Early November 2011 saw a major field visit from the Born Free Sri Lanka team to the Elephant Resistant Crop (ERC) project in Rathambalagama. This was an opportunity to not only assess the project progress on the ground, but also to hold a workshop for the participants and distribute seedlings for the next season. Additionally, the team visited Rathambalagama School which Born Free supports, one of the most in-need schools along the northern boundary of the Udawalawe National Park.
Born Free Country Assistant Dileepa Wattegama reports:
Elephant Resistant Crop (ERC) project
“On the afternoon of 5th November we visited the farmers to evaluate their success in the last season. We saw both success and the failed stories. Some farmers had invested a lot of time and labour to protect their cultivation in the dry season and they got a good harvest at the end. All the farmers were invited to participate in the workshop next day and to collect their share of planting materials for the new season. We purchased the necessary turmeric rootstock from one the farmers who had achieved a successful harvest in his first season. Naturally he was delighted – it cost him nothing but some modest labour to earn this money!

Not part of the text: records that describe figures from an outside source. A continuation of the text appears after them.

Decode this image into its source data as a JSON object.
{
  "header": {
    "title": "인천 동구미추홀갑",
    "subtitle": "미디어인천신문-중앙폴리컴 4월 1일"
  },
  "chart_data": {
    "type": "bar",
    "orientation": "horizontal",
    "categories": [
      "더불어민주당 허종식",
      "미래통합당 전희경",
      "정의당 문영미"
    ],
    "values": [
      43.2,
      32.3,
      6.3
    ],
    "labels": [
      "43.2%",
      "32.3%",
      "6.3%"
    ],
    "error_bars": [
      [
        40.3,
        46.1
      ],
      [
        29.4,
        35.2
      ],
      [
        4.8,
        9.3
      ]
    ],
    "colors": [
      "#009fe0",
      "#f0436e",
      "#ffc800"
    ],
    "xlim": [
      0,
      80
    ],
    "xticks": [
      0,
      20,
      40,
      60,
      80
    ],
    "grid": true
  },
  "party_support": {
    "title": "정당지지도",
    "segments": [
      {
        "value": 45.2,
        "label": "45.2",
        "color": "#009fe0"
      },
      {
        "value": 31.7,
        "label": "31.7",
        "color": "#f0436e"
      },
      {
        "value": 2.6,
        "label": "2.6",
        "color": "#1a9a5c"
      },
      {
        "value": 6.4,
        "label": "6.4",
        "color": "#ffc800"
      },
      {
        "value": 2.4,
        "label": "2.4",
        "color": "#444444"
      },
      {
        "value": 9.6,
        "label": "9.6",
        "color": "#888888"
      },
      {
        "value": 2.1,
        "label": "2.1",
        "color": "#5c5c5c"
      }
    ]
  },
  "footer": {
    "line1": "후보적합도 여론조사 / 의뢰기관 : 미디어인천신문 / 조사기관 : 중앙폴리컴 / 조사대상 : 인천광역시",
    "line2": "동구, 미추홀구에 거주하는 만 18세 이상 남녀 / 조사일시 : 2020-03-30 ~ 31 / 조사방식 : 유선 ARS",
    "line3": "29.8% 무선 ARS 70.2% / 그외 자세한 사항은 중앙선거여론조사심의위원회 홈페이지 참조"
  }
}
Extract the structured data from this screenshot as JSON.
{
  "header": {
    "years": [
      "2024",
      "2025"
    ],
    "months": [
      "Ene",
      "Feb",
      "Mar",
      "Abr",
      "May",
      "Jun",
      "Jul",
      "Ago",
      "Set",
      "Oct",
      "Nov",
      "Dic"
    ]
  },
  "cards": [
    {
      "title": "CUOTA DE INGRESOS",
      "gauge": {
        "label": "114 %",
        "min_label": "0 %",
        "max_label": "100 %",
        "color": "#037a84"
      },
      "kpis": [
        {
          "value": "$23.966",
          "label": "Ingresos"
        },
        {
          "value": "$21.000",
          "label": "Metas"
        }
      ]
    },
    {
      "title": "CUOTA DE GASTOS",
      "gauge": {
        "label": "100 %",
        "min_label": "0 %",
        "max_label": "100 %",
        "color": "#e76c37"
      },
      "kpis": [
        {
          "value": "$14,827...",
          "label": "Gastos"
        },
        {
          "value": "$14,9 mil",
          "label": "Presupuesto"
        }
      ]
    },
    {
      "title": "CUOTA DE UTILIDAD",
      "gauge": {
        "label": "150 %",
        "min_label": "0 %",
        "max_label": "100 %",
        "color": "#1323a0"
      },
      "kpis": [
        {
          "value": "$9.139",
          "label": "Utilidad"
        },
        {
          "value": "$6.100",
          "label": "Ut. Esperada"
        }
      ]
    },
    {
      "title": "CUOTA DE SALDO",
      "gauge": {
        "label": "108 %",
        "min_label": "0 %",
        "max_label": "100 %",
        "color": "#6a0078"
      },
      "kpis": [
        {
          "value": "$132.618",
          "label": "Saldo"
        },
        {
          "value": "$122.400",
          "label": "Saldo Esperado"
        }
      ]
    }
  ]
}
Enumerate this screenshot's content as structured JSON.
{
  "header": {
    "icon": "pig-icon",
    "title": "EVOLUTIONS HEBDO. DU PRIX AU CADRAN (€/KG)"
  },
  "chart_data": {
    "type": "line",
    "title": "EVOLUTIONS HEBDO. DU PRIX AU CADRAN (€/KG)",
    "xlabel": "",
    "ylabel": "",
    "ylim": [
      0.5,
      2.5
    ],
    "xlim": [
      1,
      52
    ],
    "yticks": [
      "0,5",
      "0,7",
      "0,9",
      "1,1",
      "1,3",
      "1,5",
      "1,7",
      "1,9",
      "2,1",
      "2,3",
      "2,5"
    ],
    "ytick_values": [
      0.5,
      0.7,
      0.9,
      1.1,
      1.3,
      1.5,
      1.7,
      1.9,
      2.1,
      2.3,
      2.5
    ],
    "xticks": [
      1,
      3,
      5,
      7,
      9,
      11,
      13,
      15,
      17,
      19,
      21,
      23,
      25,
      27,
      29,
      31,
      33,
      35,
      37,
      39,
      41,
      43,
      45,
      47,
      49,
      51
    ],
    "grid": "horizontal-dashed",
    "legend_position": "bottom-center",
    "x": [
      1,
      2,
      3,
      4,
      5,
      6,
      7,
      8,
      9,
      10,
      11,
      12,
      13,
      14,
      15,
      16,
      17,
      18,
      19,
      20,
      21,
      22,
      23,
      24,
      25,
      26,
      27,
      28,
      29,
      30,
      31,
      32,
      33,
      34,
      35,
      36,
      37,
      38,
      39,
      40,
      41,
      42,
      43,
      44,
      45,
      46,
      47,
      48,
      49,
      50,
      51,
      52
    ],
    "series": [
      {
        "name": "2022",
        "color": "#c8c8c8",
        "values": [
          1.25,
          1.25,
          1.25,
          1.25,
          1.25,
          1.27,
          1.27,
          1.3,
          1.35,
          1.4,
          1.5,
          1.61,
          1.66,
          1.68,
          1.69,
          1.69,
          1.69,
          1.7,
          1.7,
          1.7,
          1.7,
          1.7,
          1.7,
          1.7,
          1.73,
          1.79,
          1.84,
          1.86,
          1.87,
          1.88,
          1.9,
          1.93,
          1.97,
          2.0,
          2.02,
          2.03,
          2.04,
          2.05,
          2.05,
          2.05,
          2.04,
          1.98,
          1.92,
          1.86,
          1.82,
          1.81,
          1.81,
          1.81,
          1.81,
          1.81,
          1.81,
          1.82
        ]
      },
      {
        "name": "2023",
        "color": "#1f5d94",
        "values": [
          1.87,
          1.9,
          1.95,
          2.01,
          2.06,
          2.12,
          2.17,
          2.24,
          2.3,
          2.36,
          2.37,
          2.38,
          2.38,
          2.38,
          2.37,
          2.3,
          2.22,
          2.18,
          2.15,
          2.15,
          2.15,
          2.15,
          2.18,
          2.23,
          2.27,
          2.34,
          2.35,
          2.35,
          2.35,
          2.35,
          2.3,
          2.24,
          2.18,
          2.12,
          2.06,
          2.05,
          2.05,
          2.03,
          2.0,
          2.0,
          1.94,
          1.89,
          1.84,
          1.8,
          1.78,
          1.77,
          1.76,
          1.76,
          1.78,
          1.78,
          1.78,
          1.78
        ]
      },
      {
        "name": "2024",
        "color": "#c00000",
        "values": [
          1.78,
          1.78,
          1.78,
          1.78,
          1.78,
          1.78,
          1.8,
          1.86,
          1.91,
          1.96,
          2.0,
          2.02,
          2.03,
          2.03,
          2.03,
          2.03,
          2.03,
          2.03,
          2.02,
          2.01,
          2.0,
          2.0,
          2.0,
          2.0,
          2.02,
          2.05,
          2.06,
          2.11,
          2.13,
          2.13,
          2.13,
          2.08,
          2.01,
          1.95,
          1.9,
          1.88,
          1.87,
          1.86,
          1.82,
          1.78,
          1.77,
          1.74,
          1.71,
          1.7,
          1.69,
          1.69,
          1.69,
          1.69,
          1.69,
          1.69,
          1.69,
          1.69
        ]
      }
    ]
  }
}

The farmer meeting on the 6th was the next main activity of the field visit. We started at 9.00am at Rathambalagama School. Nirmala (the Project Supervisor) led a detailed discussion about the first phase to evaluate the successes and failures – including the effects of the unpredictable climate. Then we moved on to the second phase. The farmers were given their personal record folders and trained on how to maintain crop/farming records along with the incidents of elephant raids.
There was then a discussion session on environmentally healthy farming practices, in particular the use of organic fertilizers and pesticides as against commercially available, synthetic products. The local Ayurvedic doctor pointed out the medical benefits of using organic treatments and volunteered to promote the ERCs. He also announced that his Department is ready to purchase clean ERC products for the production of indigenous medicine. This was a good motivation for farmers at the meeting and a great market opportunity for the crops that they cultivate.
After the meeting we started distributing the ERC seeds and saplings. Thirty farmers between them received 27kg of turmeric rootstocks, 1,400 black pepper seedlings and 390 betel seedlings.”
The Born Free Sri Lanka team travelled to Rathambalagama village, near Udawalawe National Park, to visit the local school which Born Free has been supporting for several years. This was an opportunity to check that the constructions we have funded there – the water tower, plumbing system and new toilet blocks – are all still in working order. It was also a chance for the team to discuss recent developments, like our contribution to improving the IT facilities, and future plans, including support for extra IT classes for senior students. The main project currently ongoing at the site is the development of a science laboratory in the current staff room – renovation of an old building to become the new staff room is well underway and the work on the laboratory should begin early in the new year.
Born Free has also been assisting the school Environmental Society and took part in a fun and fascinating bird watching workshop – a very enjoyable day for the enthusiastic participants and a chance for them to learn about and appreciate their beautiful natural surroundings. The students made their own sketches of the birds they observed and the day’s checklist exceeded 35 birds at the end of the session. The team also met with the Director of the Divisional Education Office, to discuss the art competition held in August. Apparently head teachers of the schools which could not take part expressed their sadness, so we will be trying to include them in the event next year.